Users will be required to select one of 3 different options, in the event that records are encountered that dont conform to the schema.

  • Skip nonconforming records: check each record to see if it conforms to the user-input or inferred schema; skip the record if it doesn't conform. We keep a count of the number of records in each file that do and do not conform and emit a log message with these counts once were done reading the file.
  • Emit all records: emit all records, even if they do not conform to the user-provided or inferred schema. Columns that don't exist in the configured catalog probably won't be available in the destination's table since that's the current behavior. Only error if there are conflicting field types or malformed rows.
  • Stop the sync and wait for schema re-discovery: if a record is encountered that does not conform to the configured catalogs schema, we log a message and stop the whole sync. Note: this option is not recommended if the files have very different columns or datatypes, because the inferred schema may vary significantly at discover time.

When the schemaless is enabled, validation will be skipped.

Breaking Changes (compared to previous S3 implementation)

  • [CSV] Mapping of type array and object: before, they were mapped as large_string and hence casted as strings. Given the new changes, if array or object is specified, the value will be casted as array and object respectively.
  • [CSV] Before, a string value would not be considered as null_values if the column type was a string. We will now start to cast string columns with values matching null_values to null.
  • [CSV] decimal_point option is deprecated: It is not possible anymore to use another character than . to separate the integer part from non-integer part. Given that the float is format with another character than this, it will be considered as a string.
  • [Parquet] columns option is deprecated: You can use Airbyte column selection in order to have the same behavior. We don't expect it, but this could have impact on the performance as payload could be bigger.

Incremental syncs

The file-based connectors supports the following sync modes:

Feature Supported?
Full Refresh Sync Yes
Incremental Sync Yes
Replicate Incremental Deletes No
Replicate Multiple Files (pattern matching) Yes
Replicate Multiple Streams (distinct tables) Yes
Namespaces No

We recommend you do not manually modify files that are already synced. The connector has file-level granularity, which means adding or modifying a row in a CSV file will trigger a re-sync of the content of that file.

Incremental sync

After the initial sync, the connector only pulls files that were modified since the last sync.

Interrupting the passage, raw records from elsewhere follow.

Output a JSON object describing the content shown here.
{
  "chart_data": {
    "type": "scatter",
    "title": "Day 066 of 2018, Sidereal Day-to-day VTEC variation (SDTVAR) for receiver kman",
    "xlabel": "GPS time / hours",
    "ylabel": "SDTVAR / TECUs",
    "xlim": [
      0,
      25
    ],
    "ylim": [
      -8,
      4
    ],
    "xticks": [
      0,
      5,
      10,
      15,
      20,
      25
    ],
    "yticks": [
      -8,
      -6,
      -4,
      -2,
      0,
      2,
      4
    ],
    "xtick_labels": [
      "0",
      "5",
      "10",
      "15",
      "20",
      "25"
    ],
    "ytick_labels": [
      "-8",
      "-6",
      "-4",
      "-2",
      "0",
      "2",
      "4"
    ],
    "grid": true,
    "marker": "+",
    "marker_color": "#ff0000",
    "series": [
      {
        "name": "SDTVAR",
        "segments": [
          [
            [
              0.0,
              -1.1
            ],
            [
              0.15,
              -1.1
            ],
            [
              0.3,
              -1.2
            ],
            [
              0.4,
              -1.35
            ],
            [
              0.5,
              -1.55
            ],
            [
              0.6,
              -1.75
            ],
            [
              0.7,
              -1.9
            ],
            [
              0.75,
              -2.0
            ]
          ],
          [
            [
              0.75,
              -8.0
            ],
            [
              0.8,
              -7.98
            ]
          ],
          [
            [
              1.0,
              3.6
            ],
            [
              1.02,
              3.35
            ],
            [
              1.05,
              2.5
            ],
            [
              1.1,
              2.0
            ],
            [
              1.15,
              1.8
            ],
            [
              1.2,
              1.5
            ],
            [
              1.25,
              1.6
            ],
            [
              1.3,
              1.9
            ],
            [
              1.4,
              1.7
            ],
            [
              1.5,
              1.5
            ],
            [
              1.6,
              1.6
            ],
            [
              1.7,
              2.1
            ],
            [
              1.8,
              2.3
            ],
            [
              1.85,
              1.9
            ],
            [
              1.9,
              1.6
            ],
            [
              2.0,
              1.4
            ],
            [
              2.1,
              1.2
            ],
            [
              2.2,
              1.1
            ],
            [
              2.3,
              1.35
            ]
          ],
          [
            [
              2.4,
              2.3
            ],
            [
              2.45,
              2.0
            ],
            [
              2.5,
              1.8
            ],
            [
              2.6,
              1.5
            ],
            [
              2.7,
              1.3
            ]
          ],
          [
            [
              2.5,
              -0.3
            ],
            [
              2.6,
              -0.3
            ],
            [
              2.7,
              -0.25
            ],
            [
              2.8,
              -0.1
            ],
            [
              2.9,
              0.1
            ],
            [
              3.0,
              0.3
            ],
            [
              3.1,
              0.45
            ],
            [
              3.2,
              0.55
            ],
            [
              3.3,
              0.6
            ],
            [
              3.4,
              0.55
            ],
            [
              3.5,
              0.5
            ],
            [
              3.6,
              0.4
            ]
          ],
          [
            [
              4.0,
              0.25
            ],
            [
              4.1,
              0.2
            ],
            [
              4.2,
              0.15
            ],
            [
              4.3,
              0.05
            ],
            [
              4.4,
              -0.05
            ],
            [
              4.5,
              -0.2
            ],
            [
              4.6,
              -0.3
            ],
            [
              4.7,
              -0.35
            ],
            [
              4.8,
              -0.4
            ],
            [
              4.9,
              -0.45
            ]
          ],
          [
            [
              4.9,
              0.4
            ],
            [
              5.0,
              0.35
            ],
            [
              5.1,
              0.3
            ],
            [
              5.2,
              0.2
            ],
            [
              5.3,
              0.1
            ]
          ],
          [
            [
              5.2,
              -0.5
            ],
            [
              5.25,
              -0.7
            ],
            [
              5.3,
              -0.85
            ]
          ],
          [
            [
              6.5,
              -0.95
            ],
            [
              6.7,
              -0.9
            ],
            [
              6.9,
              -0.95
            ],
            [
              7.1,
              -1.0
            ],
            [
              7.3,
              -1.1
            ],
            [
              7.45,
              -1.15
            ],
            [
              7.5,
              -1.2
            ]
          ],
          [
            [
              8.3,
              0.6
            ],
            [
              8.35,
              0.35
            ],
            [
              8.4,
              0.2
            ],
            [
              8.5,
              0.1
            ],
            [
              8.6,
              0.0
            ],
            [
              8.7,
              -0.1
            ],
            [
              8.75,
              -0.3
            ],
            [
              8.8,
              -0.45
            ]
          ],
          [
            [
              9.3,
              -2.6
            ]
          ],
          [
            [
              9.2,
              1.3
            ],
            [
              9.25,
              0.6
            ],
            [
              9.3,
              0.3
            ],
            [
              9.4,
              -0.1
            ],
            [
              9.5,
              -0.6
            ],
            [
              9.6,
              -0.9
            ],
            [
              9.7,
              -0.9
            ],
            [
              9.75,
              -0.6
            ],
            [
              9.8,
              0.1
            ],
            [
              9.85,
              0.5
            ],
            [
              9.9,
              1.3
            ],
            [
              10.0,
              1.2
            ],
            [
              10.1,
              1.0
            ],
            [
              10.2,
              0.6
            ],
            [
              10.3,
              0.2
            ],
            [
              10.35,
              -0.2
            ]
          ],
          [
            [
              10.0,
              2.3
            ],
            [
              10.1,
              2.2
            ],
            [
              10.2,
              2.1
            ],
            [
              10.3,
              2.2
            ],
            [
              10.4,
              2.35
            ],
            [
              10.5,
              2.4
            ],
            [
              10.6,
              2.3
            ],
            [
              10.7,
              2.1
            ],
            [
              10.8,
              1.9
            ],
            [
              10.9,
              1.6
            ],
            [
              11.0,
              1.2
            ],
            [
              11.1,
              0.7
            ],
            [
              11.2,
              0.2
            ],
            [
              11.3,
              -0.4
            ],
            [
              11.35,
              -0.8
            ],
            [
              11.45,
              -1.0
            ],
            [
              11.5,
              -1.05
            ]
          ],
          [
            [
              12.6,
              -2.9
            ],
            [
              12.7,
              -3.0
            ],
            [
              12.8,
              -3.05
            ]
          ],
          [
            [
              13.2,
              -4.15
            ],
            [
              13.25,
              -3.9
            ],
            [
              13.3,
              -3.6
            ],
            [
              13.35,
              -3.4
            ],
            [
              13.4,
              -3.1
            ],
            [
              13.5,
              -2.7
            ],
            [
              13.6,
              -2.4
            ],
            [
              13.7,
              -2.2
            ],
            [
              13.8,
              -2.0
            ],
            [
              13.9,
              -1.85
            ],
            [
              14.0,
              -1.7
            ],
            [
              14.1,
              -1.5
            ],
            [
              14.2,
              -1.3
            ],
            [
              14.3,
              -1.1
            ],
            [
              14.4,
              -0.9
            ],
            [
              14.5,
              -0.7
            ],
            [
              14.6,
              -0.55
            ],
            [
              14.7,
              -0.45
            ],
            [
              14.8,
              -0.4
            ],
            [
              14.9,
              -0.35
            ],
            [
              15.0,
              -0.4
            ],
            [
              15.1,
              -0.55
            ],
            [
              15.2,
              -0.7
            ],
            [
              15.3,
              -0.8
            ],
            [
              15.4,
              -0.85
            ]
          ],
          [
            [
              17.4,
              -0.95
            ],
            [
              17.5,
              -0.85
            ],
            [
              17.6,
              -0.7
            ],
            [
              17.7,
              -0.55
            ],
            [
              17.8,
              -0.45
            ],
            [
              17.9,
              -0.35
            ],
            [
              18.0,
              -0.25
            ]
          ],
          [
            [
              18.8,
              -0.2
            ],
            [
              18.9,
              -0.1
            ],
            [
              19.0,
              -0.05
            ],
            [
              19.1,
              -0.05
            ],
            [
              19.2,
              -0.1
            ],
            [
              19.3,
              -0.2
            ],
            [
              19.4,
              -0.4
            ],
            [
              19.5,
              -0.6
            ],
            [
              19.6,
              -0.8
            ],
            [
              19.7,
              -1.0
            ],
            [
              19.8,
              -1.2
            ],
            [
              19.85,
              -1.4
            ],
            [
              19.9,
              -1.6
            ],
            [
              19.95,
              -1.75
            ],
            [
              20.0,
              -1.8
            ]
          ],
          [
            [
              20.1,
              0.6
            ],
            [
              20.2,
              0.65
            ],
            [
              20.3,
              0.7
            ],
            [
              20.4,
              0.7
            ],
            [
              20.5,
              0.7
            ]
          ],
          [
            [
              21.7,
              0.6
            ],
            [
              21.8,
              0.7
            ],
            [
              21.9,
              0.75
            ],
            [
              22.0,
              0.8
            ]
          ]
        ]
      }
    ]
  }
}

The connector checkpoints the connection states when it is done syncing all files for a given timestamp. The connection's state only keeps track of the last 10 000 files synced. If more than 10 000 files are synced, the connector won't be able to rely on the connection state to deduplicate files. In this case, the connector will initialize its cursor to the minimum between the earliest file in the history, or 3 days ago.

Both the maximum number of files, and the time buffer can be configured by connector developers.